The Ottoman Infantry mass ready for the assault.

You may notice the Camel train in the above photo. A great source of inspiration for this Ottoman army, which has been quite an undertaking, was the amazing detail from the woodcuts shown in "Landsknechts on Campaign", While the text is fairly limited the book is really about the details from the woodcuts, it's one of those books that you can look at over and over again and always find something new. Hans Sebald Beham's Siege of Vienna 1529 is included. It's a strange "bird's-eye view" of the siege that reminds me of a 16th Century "Where's Wally"! There are loads of little details of the Ottoman siege with Turks in boats, cooking in cauldrons, taking prisoners and engaging in skirmishes with Imperialist bands of horse. These bases of camels were inspired by the print,  I have included a detail from it below.

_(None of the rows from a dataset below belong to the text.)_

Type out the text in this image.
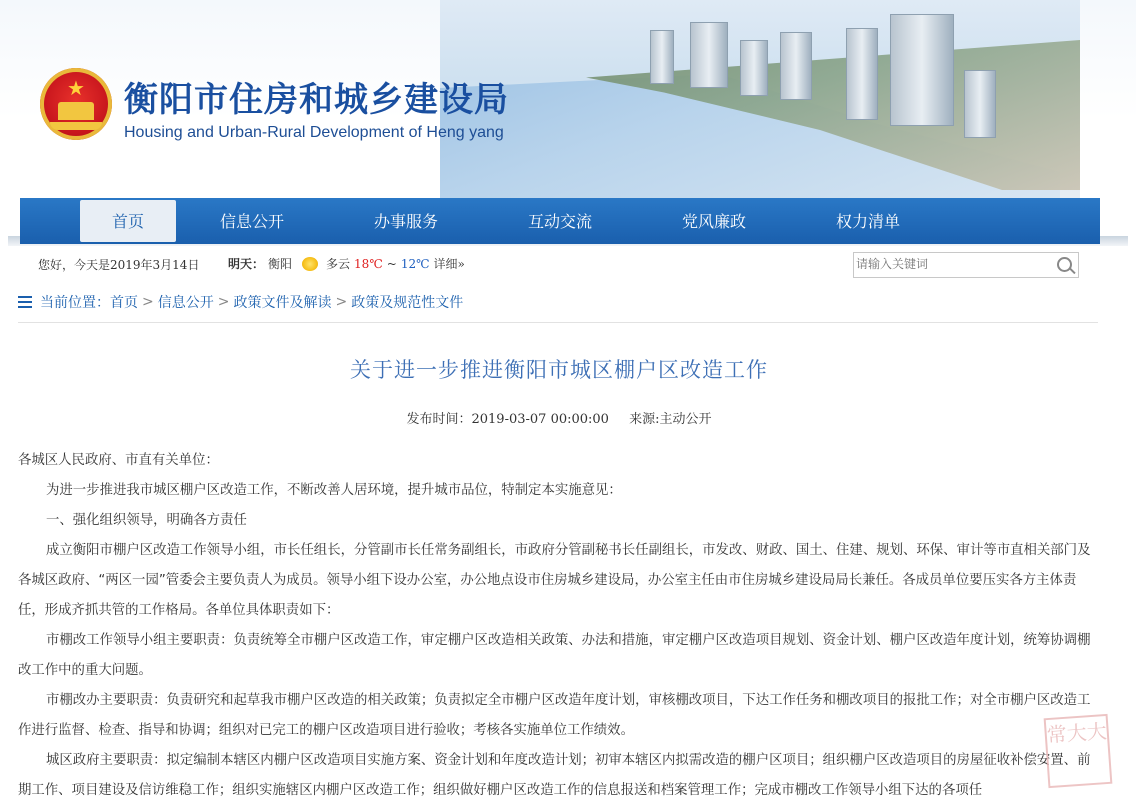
★	衡阳市住房和城乡建设局
Housing and Urban-Rural Development of Heng yang
首页	信息公开	办事服务	互动交流	党风廉政	权力清单
您好，今天是2019年3月14日 明天： 衡阳	多云 18℃ ~ 12℃ 详细»
请输入关键词
当前位置： 首页 > 信息公开 > 政策文件及解读 > 政策及规范性文件
关于进一步推进衡阳市城区棚户区改造工作
发布时间：2019-03-07 00:00:00 来源:主动公开

各城区人民政府、市直有关单位：

为进一步推进我市城区棚户区改造工作，不断改善人居环境，提升城市品位，特制定本实施意见：

一、强化组织领导，明确各方责任

成立衡阳市棚户区改造工作领导小组，市长任组长，分管副市长任常务副组长，市政府分管副秘书长任副组长，市发改、财政、国土、住建、规划、环保、审计等市直相关部门及各城区政府、“两区一园”管委会主要负责人为成员。领导小组下设办公室，办公地点设市住房城乡建设局，办公室主任由市住房城乡建设局局长兼任。各成员单位要压实各方主体责任，形成齐抓共管的工作格局。各单位具体职责如下：

市棚改工作领导小组主要职责：负责统筹全市棚户区改造工作，审定棚户区改造相关政策、办法和措施，审定棚户区改造项目规划、资金计划、棚户区改造年度计划，统筹协调棚改工作中的重大问题。

市棚改办主要职责：负责研究和起草我市棚户区改造的相关政策；负责拟定全市棚户区改造年度计划，审核棚改项目，下达工作任务和棚改项目的报批工作；对全市棚户区改造工作进行监督、检查、指导和协调；组织对已完工的棚户区改造项目进行验收；考核各实施单位工作绩效。

城区政府主要职责：拟定编制本辖区内棚户区改造项目实施方案、资金计划和年度改造计划；初审本辖区内拟需改造的棚户区项目；组织棚户区改造项目的房屋征收补偿安置、前期工作、项目建设及信访维稳工作；组织实施辖区内棚户区改造工作；组织做好棚户区改造工作的信息报送和档案管理工作；完成市棚改工作领导小组下达的各项任

常大大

The Turks leading the camels are Old Glory figures while the camels are really old Wargames Foundry miniatures, in fact I think they were originally Citadel miniatures. The camel at the end of the train has not been converted but the other three have all been modified using green stuff. The ropes linking them all are made from fuse wire, as are the ropes on the mantlets. I was really please how these baggage camels turned out, I especially like the base with the Turk gesticulating to the reluctant camel in an attempt to get it to move!

Detail from Hans Sebald Beham's Siege of Vienna, 1529. The line of camels can be seen in the centre.

Ottoman camel train.

One of the camp followers is struggling to get the lead camel to move.